Why is my interest rate going up?

The laws have passed and will soon be in effect. There will be many emails and letters sent out to numerous customers letting them know their interest rates will be going up.

You might be wondering why was I targeted? I haven't made any late payments, never been over the limit, and have a long credit history with that credit card company. The reason lies not in your credit profile, but in the actual credit card company itself.

But here's what the new law won't do: It won't prevent interest rates from going up for the vast majority of customers.


Credit card rates: Nowhere to go but up


Even after Feb. 22, holders of so-called variable-rate cards can expect to see increases. Variable rates are based on the prime rate and meant to follow the rise and fall of that index.

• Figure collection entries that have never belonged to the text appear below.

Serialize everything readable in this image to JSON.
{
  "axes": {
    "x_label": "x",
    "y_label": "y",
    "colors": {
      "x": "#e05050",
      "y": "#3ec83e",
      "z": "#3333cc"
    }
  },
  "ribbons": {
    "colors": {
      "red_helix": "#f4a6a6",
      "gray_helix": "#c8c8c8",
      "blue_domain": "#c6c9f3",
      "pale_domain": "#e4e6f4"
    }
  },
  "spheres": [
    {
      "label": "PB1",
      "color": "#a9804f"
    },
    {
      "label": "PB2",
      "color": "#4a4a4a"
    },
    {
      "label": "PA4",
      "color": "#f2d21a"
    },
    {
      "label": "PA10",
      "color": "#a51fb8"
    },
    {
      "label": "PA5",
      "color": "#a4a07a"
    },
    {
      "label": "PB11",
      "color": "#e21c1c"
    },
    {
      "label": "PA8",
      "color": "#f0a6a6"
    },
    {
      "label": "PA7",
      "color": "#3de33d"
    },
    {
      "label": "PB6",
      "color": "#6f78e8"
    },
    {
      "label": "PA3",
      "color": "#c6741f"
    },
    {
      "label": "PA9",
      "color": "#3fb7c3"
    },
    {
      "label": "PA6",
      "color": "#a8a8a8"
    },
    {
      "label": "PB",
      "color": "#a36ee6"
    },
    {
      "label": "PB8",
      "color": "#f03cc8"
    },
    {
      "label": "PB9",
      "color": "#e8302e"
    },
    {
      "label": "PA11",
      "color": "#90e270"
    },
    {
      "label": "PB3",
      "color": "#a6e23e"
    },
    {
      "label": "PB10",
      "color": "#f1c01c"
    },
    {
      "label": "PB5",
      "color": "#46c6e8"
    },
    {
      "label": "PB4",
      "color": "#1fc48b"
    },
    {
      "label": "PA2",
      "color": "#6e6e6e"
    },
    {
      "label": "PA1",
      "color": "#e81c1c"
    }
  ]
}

The problem for consumers is that the prime rate is at 3.25%, an historic low. It will almost certainly go up, experts say. And so will credit card rates, which currently average 14.9%, according to the Federal Reserve.

"It does leave a lot of room for growth and prices will go up," said Joshua Frank, a senior analyst for the Center for Responsible Lending.

While most credit card holders already have variable-rate cards, banks have been busy these past few months making sure nearly all customers have those kinds of cards. In addition, some banks are setting a floor on certain accounts to prevent rates from sinking below a minimum level, according to a Pew Charitable Trusts study.

"The credit card reforms outlawed some seriously abusive practices, but the cards will still be loaded with other tricks and traps," said Harvard University professor Elizabeth Warren, an advocate for consumer financial protections.

Indeed, the expectation that interest rates will tick higher exemplifies the difficulty lawmakers faced when crafting the new rules: They wanted to protect consumers without killing credit availability at a time when bank loans are already choked.